ADF described the case this way:
In 2016, Georgia Gwinnett College officials stopped student Chike Uzuegbunam not once, but twice, from peacefully sharing his Christian faith with fellow students on his college campus.
First, officials said he had to get advance permission to use one of two tiny speech zones that made up far less than 1% of the campus and were only open 10% of the week. Despite following these policies, Chike was again prevented from speaking. After ADF challenged the unconstitutional policies, Georgia Gwinnett argued that Chike’s speech should receive no constitutional protection, changed its policy, and claimed it should be able to avoid any penalty for violating Chike’s free speech rights.
Two courts agreed, but the Supreme Court decided to hear Chike’s case and ruled in his favor.
In December, a federal district court ruled that government officials can’t sidestep the U.S. Supreme Court’s decision in Uzuegbunam v.

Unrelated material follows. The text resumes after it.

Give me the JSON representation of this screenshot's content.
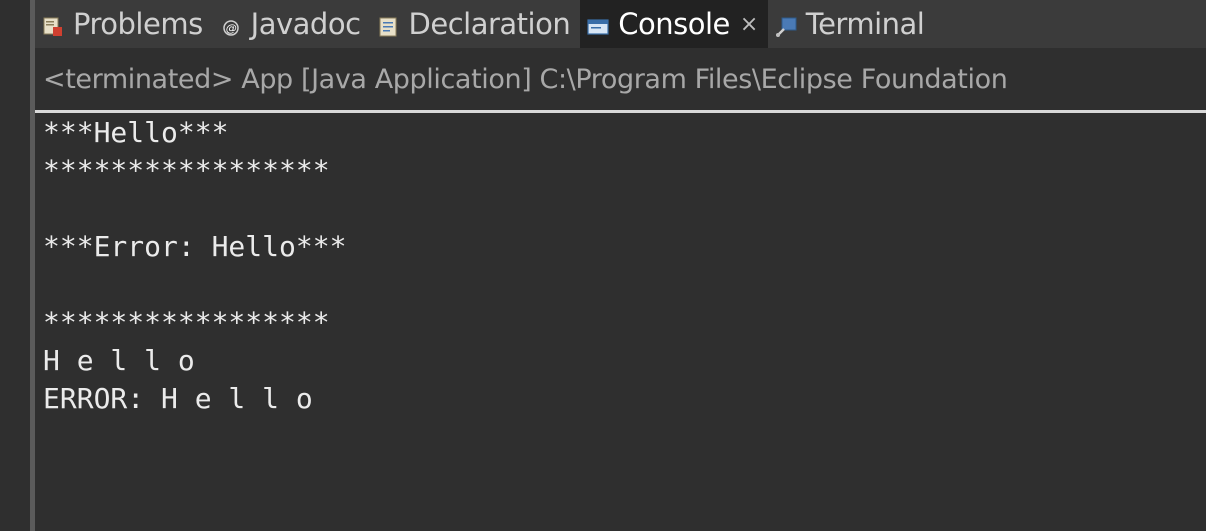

Preczewski, which was decided in March 2021. The highest court concluded that they can be held liable for violating constitutionally protected freedoms, and as such, the former student’s lawsuit should proceed on those merits.
But rather than continue fighting at that point, Georgia Gwinnett College opted instead to settle with Uzuegbunam, paying nominal damages and attorney’s fees that totaled more than $800,000. Also, the college has since changed its unconstitutional policies, ADF’s statement said.
“This settlement represents a victory not only for Chike and Joseph but also for many other students who wish to exercise their constitutionally protected freedoms on the campuses of Georgia’s public colleges and universities,” said ADF Senior Counsel Travis Barham.
“For five years, Georgia Gwinnett College officials have tried again and again to dodge accountability for their illegal actions in violating Chike’s and Joseph’s rights, even after the U.S. Supreme Court rebuked them,” Barham continued.
“But after the district court put a stop to that, the college has finally decided to stop fighting the Constitution. This case should also remind other colleges and universities nationwide of the need to respect their students’ liberties. If they do not, they can and will be held accountable,” he added.
“We are pleased that the wrong done to our clients has been righted,” noted ADF Senior Counsel Tyson Langhofer, director of the ADF Center for Academic Freedom.
“The Supreme Court saw the importance of addressing these legal violations on the merits, and so did the district court. Hopefully, this settlement will send a signal to college and university officials nationwide that students do not lose their constitutional rights at the campus gates, and that anyone who ignores these priceless freedoms can be held to account,” Langhofer added.
The press release noted that lawyers for the university filed paperwork on Wednesday in the U.S. District Court for the Northern District of Georgia, Atlanta Division, to officially end the lawsuit.